Here we consider the hypergraph Turán problem in uniformly dense hypergraphs as was suggested by Erdős and Sós. Given a $3$-graph $F$, the uniform Turán density $\pi _{\boldsymbol{\therefore }}(F)$ of $F$ is defined as the supremum over all $d\in [0,1]$ for which there is an $F$-free uniformly $d$-dense $3$-graph, where uniformly $d$-dense means that every linearly sized subhypergraph has density at least $d$. Recently, Glebov, Král’, and Volec and, independently, Reiher, Rödl, and Schacht proved that $\pi _{\boldsymbol{\therefore }}(K_4^{(3)-})=\frac {1}{4}$, solving a conjecture by Erdős and Sós. Despite substantial attention, the uniform Turán density is still only known for very few hypergraphs.
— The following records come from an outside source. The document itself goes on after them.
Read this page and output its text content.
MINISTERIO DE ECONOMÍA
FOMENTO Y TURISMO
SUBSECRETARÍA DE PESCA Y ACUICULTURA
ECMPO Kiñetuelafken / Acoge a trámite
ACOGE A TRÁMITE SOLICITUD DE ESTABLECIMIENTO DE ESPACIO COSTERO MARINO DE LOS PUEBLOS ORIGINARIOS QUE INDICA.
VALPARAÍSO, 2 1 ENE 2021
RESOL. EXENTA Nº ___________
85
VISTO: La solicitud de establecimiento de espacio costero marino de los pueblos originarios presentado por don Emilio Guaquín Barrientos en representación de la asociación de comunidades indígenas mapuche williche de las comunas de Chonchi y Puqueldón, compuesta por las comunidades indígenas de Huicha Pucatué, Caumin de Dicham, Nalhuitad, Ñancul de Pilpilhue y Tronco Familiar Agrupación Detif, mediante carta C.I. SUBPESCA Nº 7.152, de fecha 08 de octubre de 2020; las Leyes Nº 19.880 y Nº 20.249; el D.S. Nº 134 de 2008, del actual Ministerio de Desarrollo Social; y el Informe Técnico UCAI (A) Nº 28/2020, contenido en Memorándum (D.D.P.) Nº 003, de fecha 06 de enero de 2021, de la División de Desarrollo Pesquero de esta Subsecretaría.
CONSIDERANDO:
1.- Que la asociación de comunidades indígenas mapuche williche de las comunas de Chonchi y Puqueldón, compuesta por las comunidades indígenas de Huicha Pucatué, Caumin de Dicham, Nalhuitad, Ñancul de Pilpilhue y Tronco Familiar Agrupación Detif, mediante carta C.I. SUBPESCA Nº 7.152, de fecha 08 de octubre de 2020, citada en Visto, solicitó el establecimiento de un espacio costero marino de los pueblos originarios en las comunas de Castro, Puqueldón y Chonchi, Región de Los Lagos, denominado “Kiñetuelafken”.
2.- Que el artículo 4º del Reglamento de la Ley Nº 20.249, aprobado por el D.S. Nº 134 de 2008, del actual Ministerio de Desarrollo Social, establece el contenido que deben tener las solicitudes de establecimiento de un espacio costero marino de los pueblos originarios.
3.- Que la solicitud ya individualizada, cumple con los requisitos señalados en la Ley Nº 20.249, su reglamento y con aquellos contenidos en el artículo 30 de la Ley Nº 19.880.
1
In particular, the problem due to Erdős and Sós to determine $\pi _{\boldsymbol{\therefore }}(K_4^{(3)})$ remains wide open.

In this work, we determine the uniform Turán density of the $3$-graph on five vertices that is obtained from $K_4^{(3)-}$ by adding an additional vertex whose link forms a matching on the vertices of $K_4^{(3)-}$. Further, we point to two natural intermediate problems on the way to determining $\pi _{\boldsymbol{\therefore }}(K_4^{(3)})$, and solve the first of these.